Cerré mis ojos y casi sentí como su mano áspera acarició mi rostro.
—Podrás decir cualquier cosa hoy para convencerme de ir, pero odio saber qué debemos enfrentar a nuestras familias. —se quejó jugando con mi prenda morada.
La hermosa Jarrieta se siente enjaulada, suspira de forma pesada una y otra vez, con su corazón latiendo dentro de su pecho, es absurdo e irracional lo que harán.
—Tengo tanto miedo, ¿sabes? —se mueve de un lado al otro, en aquel baño de su colegio—. Mis padres no sabrán qué hacer o decir, van a estallar en ira y eso me aterra, me da miedo defraudarlos.
El hombre de piel morena se acerca a ella, la toma entre sus grandes brazos y acaricia sus marcadas facciones, posando su dedo en aquellos labios gruesos, analizando la iris azul de sus profundos ojos, aquella quijada partida es tanteada y ella, silenciosa y expuesta ante el tacto se deja palpar ante las manos del hombre.
—Somos jóvenes, sí, pero eso no quita que tengamos sueños, ambos queremos esto y ellos deben aceptarlo
Esa era la misma razón por la cual él nunca quería ir a los almuerzos o cenas con sus padres, siempre escondiéndose de lo que la vista de otros puedan decir. De cómo tuvieron que esconderse. Ningún compañero de salón iba a casarse, todos se habían preparado para ir a la universidad y ellos, aun siente las mieles de sus vidas incrustadas. Romel creía que no era una gran combinación para ellos aquello, su situación económica siempre fue mala y sus padres jamás podrán darle estudios superiores. Él no tenía miedo a las responsabilidades. El problema recaía realmente en otros acerca de la aceptación de la relación.
—Estoy segura que el vino y una buena charla ayudará a que te sientas un poco más tranquilo —se cuelga de su cuello y deje un casto beso en sus labios, sintiéndose enteramente suya.
—Sabes que no es por eso.
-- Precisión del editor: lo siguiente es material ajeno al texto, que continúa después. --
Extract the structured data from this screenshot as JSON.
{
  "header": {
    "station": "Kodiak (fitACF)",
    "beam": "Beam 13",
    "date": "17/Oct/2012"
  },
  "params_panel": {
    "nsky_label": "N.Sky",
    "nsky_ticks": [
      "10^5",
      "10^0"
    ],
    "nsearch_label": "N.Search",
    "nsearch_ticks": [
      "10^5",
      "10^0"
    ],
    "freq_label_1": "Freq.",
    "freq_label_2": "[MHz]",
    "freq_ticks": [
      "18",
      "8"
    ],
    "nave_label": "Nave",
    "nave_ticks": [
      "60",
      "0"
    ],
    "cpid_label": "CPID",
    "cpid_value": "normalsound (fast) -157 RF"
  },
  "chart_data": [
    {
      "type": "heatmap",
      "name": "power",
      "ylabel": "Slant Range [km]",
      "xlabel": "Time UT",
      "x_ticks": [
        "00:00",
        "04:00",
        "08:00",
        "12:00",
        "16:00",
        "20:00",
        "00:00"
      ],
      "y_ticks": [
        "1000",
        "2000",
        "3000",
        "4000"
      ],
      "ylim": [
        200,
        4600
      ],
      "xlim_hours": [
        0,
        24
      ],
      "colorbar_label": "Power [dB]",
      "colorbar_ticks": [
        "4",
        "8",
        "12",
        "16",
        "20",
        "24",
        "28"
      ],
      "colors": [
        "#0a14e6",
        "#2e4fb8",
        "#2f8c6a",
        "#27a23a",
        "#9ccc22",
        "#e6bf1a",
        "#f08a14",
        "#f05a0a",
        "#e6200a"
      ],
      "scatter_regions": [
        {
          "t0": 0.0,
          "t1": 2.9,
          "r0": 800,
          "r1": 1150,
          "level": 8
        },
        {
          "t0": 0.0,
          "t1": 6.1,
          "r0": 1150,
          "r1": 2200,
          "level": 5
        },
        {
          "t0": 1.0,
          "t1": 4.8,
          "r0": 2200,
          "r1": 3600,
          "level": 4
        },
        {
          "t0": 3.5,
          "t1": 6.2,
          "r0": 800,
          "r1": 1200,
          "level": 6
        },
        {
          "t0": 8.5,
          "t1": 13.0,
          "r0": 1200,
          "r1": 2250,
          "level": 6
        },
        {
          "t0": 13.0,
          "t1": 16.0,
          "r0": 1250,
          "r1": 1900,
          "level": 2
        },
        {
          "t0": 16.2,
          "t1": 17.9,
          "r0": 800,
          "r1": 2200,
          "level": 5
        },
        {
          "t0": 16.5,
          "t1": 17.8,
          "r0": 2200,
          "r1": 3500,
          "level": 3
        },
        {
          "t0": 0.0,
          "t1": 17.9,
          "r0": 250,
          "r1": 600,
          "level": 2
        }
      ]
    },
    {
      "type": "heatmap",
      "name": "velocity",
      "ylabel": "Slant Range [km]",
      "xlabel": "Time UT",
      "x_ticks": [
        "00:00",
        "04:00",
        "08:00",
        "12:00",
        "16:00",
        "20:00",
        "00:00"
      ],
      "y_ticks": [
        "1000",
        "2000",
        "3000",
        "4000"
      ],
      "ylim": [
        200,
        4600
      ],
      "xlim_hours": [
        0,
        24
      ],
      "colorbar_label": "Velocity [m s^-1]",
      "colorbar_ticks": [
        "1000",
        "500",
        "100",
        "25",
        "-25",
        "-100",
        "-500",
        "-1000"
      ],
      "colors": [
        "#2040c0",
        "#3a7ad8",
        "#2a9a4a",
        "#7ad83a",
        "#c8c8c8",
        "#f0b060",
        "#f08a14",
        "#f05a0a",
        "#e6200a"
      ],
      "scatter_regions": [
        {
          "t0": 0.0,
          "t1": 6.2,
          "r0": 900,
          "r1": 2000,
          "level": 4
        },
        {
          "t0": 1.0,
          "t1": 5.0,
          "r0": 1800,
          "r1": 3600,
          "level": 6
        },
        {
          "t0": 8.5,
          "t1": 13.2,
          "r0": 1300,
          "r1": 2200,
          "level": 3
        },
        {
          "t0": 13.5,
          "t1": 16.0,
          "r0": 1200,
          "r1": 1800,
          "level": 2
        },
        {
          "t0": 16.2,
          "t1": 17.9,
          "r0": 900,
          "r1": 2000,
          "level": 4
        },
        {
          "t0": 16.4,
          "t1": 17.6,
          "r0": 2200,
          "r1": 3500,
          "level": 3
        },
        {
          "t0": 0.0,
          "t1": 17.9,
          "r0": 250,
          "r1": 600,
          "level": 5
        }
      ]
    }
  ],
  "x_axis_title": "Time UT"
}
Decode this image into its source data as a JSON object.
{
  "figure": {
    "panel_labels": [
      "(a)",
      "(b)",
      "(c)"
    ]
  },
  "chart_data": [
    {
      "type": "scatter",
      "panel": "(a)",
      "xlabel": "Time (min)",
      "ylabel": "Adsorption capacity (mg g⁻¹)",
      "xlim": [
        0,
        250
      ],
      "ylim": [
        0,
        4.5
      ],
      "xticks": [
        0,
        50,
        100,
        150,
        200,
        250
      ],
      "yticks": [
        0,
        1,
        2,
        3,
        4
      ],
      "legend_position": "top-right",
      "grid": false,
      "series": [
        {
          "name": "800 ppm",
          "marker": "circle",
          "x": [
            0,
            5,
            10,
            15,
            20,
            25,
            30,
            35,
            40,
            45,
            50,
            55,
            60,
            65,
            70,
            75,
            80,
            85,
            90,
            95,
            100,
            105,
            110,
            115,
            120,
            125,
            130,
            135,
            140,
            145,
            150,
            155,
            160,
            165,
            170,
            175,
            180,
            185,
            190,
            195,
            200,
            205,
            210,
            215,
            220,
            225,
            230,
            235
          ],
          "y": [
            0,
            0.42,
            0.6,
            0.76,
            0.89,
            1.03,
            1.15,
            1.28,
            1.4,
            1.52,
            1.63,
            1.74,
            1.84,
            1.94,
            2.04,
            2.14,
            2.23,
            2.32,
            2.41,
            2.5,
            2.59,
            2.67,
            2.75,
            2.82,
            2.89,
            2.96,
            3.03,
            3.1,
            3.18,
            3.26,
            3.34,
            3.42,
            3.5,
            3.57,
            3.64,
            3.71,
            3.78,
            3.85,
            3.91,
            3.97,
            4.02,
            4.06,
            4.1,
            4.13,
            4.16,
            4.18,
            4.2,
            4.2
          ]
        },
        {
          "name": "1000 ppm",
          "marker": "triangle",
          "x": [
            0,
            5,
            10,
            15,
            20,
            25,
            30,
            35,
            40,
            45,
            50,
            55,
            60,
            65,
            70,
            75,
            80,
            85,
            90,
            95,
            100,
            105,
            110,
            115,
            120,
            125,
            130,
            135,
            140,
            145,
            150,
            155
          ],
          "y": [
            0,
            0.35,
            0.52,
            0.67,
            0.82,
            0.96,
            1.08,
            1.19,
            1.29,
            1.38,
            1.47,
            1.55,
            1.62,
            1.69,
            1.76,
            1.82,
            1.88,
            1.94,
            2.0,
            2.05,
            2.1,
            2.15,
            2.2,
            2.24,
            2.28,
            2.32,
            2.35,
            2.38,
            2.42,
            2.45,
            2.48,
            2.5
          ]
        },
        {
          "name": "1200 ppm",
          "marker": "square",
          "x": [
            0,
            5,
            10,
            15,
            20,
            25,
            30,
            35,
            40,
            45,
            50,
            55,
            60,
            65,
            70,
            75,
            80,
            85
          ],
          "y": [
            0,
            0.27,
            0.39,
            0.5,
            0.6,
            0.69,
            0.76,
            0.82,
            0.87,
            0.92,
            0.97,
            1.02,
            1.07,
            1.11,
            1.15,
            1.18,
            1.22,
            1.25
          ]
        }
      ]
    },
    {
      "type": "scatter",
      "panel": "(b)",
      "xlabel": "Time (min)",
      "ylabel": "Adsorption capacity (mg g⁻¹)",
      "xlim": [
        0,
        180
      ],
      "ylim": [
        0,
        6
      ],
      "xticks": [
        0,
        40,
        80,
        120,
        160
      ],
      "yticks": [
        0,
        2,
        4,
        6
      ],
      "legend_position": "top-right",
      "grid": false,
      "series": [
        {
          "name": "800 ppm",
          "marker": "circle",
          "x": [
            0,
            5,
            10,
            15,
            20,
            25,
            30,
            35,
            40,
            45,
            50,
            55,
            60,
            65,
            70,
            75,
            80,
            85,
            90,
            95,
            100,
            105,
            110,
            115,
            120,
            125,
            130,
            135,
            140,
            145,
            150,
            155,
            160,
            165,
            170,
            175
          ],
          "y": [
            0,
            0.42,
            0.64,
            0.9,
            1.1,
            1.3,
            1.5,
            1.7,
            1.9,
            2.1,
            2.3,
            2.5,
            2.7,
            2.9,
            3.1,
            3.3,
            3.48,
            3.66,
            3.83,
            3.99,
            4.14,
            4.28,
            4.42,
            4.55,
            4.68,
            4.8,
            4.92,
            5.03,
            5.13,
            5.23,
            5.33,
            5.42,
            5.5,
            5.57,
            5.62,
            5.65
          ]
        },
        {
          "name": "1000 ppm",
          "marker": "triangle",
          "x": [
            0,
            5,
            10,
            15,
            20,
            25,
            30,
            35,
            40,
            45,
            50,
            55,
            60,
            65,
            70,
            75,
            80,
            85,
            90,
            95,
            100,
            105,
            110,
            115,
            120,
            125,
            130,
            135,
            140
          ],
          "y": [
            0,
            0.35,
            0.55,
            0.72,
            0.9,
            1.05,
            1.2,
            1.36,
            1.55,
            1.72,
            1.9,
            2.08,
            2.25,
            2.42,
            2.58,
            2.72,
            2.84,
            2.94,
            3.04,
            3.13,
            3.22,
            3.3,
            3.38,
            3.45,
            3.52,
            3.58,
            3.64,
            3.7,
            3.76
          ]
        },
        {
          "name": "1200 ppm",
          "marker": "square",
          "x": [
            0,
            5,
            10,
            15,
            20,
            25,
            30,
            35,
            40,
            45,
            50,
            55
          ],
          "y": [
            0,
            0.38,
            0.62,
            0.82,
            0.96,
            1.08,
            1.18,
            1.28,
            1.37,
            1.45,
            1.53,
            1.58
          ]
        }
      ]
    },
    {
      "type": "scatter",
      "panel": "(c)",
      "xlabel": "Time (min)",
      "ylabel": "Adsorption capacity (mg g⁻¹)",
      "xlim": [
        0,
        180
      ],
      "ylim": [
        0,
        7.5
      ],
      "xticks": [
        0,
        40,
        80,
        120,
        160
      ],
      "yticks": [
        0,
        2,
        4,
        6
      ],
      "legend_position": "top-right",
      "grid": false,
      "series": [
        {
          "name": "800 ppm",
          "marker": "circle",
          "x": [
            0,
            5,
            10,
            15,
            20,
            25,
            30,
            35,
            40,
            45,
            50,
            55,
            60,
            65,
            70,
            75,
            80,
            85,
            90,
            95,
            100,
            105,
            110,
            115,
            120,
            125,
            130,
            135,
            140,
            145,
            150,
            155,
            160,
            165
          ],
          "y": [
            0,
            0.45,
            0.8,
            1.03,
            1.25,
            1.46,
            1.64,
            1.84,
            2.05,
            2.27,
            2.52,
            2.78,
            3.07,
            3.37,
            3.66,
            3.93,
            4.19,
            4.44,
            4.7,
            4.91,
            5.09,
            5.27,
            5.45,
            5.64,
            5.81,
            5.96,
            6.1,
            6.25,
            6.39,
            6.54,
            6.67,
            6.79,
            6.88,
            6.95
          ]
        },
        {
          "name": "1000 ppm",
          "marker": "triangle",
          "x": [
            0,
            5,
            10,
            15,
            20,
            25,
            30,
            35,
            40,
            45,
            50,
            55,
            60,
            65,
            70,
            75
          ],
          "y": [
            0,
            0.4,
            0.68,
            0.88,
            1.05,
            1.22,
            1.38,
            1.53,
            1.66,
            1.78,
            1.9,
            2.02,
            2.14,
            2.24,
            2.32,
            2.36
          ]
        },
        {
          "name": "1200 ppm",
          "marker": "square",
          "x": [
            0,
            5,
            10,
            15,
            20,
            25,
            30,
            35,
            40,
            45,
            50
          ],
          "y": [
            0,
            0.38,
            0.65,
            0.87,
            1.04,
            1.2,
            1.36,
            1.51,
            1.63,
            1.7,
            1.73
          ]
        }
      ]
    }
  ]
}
Tus padres son buenas personas —casi pude sentir su enojo e indignación cuando sus ojos cayeron al piso. Con sus manos apretó sus caderas y la miró—. Tú mereces algo mejor que esto, algo mejor que yo. Algún día seré un hombre exitoso y nada va a detener para que ponga un hijo en tu vientre. Mientras estés conmigo, cariño, yo seré feliz.
—Por favor, date cuenta. Nunca me iré de tu lado. ¿Sabes por qué? —él levantó la cabeza y me miró suplicando que nuestro amor no tuviera más limites—. Yo soy tuya, yo ya tengo dueño, yo te tengo a ti.
Su cara se acunó en su cuello, sintió como respiraba su costosa fragancia que le regaló su padrino por el cumpleaños número catorce.
Esa noche llegamos tarde a nuestro compromiso. El tiempo no lo perdimos porque mis labios fueron suyos en ante la escaza luz de donde nos disfrutamos. Casi logro escuchar como nuestros besos chocaban contra las paredes y no dejaban escapar los gemidos que se quedaban prisioneros en nuestra morada. No importa que día fuera o cuan pesado fuera mi día. Yo me entregaba a sus brazos, besaba sus pectorales y me perdía en mi placer. En el placer de estar a su merced.